Backstory: This computer was given to me from a friend, knowing that I like to make a hobby out of owning 'vintage computing' appliances. Back in its
day it was considered a business laptop, and was quite powerful.
A few pictures from Dell's advertising of the XPi:
Installing a modern(ish) Linux distribution on what was once a Windoze 95 laptop made for an interesting challenge. Most recent Linux distros
ship with installers that won't even boot/fit within the memory of this Dell laptop. Initially, I had to settle on ancient (~2004) Debian releases.
What's more, installing on a laptop with only a floppy
disk adds to the frustration, primarily because 1) it requires doing a netinstall, and means finding the proper old/archived repos online,
and 2) at the time, I didn't have any other working computers with which to write a floppy.

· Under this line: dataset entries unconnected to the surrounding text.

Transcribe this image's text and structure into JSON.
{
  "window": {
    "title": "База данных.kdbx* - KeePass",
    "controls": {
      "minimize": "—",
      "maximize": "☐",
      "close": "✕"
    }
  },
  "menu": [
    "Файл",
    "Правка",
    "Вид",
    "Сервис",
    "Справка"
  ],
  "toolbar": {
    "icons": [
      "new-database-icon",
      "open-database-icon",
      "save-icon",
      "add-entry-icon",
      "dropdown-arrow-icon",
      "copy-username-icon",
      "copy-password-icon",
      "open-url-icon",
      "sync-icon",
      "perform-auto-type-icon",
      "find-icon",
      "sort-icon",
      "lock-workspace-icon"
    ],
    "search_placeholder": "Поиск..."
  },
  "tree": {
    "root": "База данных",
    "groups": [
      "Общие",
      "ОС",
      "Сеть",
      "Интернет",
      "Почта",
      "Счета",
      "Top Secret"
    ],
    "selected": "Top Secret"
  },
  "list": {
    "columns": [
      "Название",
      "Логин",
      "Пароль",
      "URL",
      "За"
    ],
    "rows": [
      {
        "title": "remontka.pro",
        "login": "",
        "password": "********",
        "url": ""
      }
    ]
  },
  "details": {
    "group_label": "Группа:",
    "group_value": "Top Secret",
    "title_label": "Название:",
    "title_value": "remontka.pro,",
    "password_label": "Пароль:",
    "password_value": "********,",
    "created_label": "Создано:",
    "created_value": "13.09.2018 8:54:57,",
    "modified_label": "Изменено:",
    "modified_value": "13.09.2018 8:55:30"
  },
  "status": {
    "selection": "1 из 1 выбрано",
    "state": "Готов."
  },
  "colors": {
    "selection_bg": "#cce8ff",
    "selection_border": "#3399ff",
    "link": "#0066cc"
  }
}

Debian Woody (Debian 3.0, circa 2002) has minimum requirements of 8-12MB RAM, and 120MB disk space -- which is what I used to bootstrap this
system. Imaging the install disk directly to a ~250MB parition on the small 512MB harddisk allowed boot-and-install without a CD rom.
Initial Partitioning:
| Part | Type | Size |
+--------+-------------+--------+
| hda1 | installer | 250MB |
+--------+-------------+--------+
| hda2 | root ( / ) | 200MB |
+--------+-------------+--------+
| hda3 | swap | 64MB |
+--------+-------------+--------+
After installing we resize the partitions, and delete the install partition:
| Part | Type | Size |
+--------+-------------+--------+
| hda1 | root ( / ) | 450MB |
+--------+-------------+--------+
| hda2 | swap | 64MB |
+--------+-------------+--------+
Once I had bootstrapped the PC into Debian, I had access to a working floppy disk for the first time in years (yay!). Consequently, I
spent a lot of time re-digitizing old floppy backups of music, docs, etc. and sending them over the network. Unsatisfied with the setup,
I decided to move over to NetBSD -- which promised a modern OS up to date on security patches, etc.
The first step to this process was creating a custom kernel and floppy installer. Usually, this wouldn't be an needed, but on a laptop
with only 16MB of ram, even the official releases of NetBSD 5/6/7 won't boot into `sysinst` (Trust me, I've tried!). This can be done
quite easily as long as you have access to a Mac/Linux/BSD machine through cross compilation.
[TODO: More about cross compilation to come]
Sysinst boots right up and installs properly from the INSTALL_TINY and NETBSD_TINY kernels. The last step after installing is to
copy over the NETBSD_TINY (~2.3MB) kernel manually -- the sysinst installer will only install the large (~15MB) GENERIC kernel.